Luca Mosetti - [email protected]
Stefano Genetti - [email protected]
📄 REPORT: report.ipynb
Visual grounding involves linking language and perception by grounding linguistic symbols in the visual world. More in depth, in this work we face the problem usually referred to by the literature as Referring expression comprehension (REC). In this context the overall goal is to localize a target object in an image described by a referring expression phrased in natural language. In order to accomplish this challenging task we rely on the CLIP (Contrastive Language-Image Pre-training) pre-trained model as a starting point for transfer learning. The capabilities of this foundation model pose a starting point to design a joint embedding approach to solve the problem at hand. In this work we provide an overview of the strategies which we have adopted in order to fine-tune CLIP for the task under discussion.
More in depth, three distinct architectures have been proposed: a conventional fine-tuning approach, a contrastive learning method inspired by the "fine-tune like you pretrain" concept, and a self-attention-based approach.

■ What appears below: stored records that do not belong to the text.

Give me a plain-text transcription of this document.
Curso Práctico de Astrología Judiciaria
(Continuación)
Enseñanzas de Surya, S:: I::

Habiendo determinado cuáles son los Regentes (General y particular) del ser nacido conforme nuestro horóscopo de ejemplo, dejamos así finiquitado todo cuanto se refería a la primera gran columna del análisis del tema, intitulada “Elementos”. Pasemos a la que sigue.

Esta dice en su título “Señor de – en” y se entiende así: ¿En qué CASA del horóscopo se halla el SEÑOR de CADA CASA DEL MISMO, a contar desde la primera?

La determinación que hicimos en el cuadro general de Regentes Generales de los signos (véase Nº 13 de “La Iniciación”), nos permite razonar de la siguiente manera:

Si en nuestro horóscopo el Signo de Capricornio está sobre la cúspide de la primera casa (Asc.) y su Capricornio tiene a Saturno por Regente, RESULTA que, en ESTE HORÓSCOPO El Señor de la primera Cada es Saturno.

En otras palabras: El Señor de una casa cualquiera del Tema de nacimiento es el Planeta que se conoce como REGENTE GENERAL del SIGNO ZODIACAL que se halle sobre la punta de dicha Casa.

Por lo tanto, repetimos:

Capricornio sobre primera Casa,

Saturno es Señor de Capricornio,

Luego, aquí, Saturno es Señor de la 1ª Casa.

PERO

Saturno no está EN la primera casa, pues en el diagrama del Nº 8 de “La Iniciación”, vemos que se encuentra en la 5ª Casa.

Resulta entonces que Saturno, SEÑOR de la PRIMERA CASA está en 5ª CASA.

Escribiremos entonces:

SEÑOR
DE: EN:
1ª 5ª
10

We have evaluated our proposed models on the commonly used RefCOCOg dataset. In addition to this, our contribution is to provide three useful instances of the dataset filled with the bounding boxes proposed by some well known object detection algorithms. As further explained in the (report)[report.ipynb] this solution allows to considerably speed up the training procedure. We conveniently provide these datasets together with the code to generate them at this GitHub repository.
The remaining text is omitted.